Pamela Nash, chief executive of Scotland in Union, said: “This confirms there is a high risk of a hard border with England if Scotland leaves the UK.
“With 60 per cent of our exports going to the rest of the UK, putting up barriers would jeopardise our economy and jobs, particularly under the SNP’s plan to scrap the pound.
“Nicola Sturgeon’s inward-looking and negative vision for Scotland’s future would also lead to a barrier between friends, families and neighbours for the first time in centuries.
“The positive future for Scotland based on solidarity and economic growth is to remain in the UK.”

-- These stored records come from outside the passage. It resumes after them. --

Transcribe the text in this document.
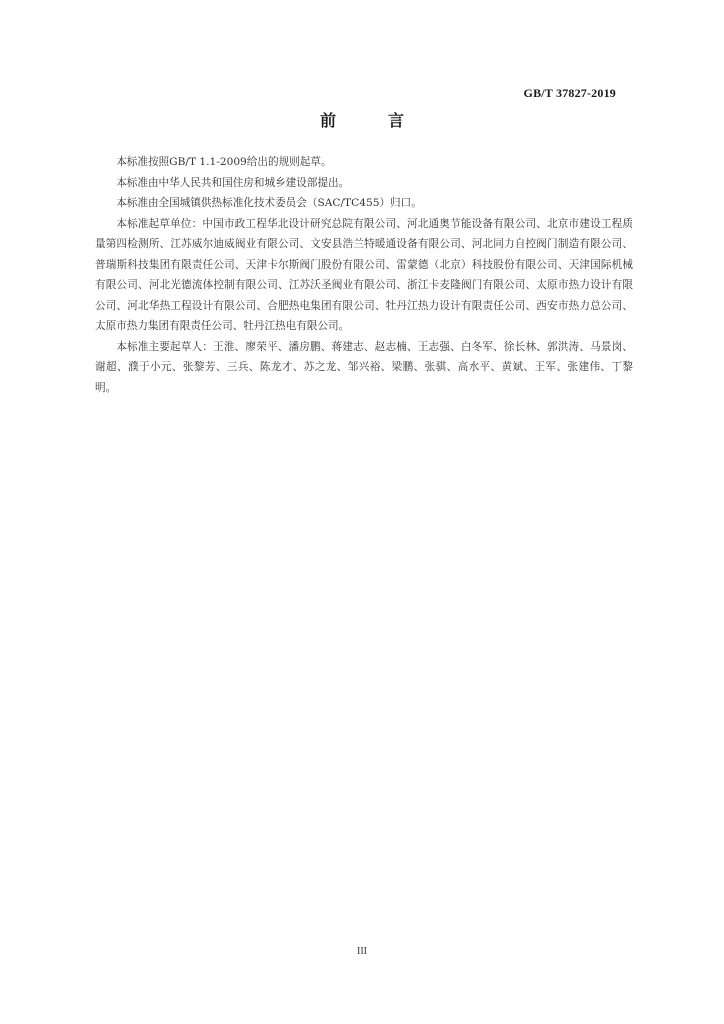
GB/T 37827-2019
前　言

本标准按照GB/T 1.1-2009给出的规则起草。

本标准由中华人民共和国住房和城乡建设部提出。

本标准由全国城镇供热标准化技术委员会（SAC/TC455）归口。

本标准起草单位：中国市政工程华北设计研究总院有限公司、河北通奥节能设备有限公司、北京市建设工程质量第四检测所、江苏威尔迪威阀业有限公司、文安县浩兰特暖通设备有限公司、河北同力自控阀门制造有限公司、普瑞斯科技集团有限责任公司、天津卡尔斯阀门股份有限公司、雷蒙德（北京）科技股份有限公司、天津国际机械有限公司、河北光德流体控制有限公司、江苏沃圣阀业有限公司、浙江卡麦隆阀门有限公司、太原市热力设计有限公司、河北华热工程设计有限公司、合肥热电集团有限公司、牡丹江热力设计有限责任公司、西安市热力总公司、太原市热力集团有限责任公司、牡丹江热电有限公司。

本标准主要起草人：王淮、廖荣平、潘房鹏、蒋建志、赵志楠、王志强、白冬军、徐长林、郭洪涛、马景岗、谢超、濮于小元、张黎芳、三兵、陈龙才、苏之龙、邹兴裕、梁鹏、张骐、高水平、黄斌、王军、张建伟、丁黎明。

III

Meanwhile, it has emerged that a light show projected on the European Commission building in Brussels about Scotland and Europe on Brexit night was paid for by the SNP, not put on by the Commission.
The First Minister had tweeted a picture of the "Scotland Loves Europe" display with the message: "The EU Commission building in Brussels tonight (and if you look carefully you’ll see that they do appear to have left a light on for us!)".
However the brief show on the Berlaymont building was put on by Edinburgh-based Double Take Projections as a party stunt.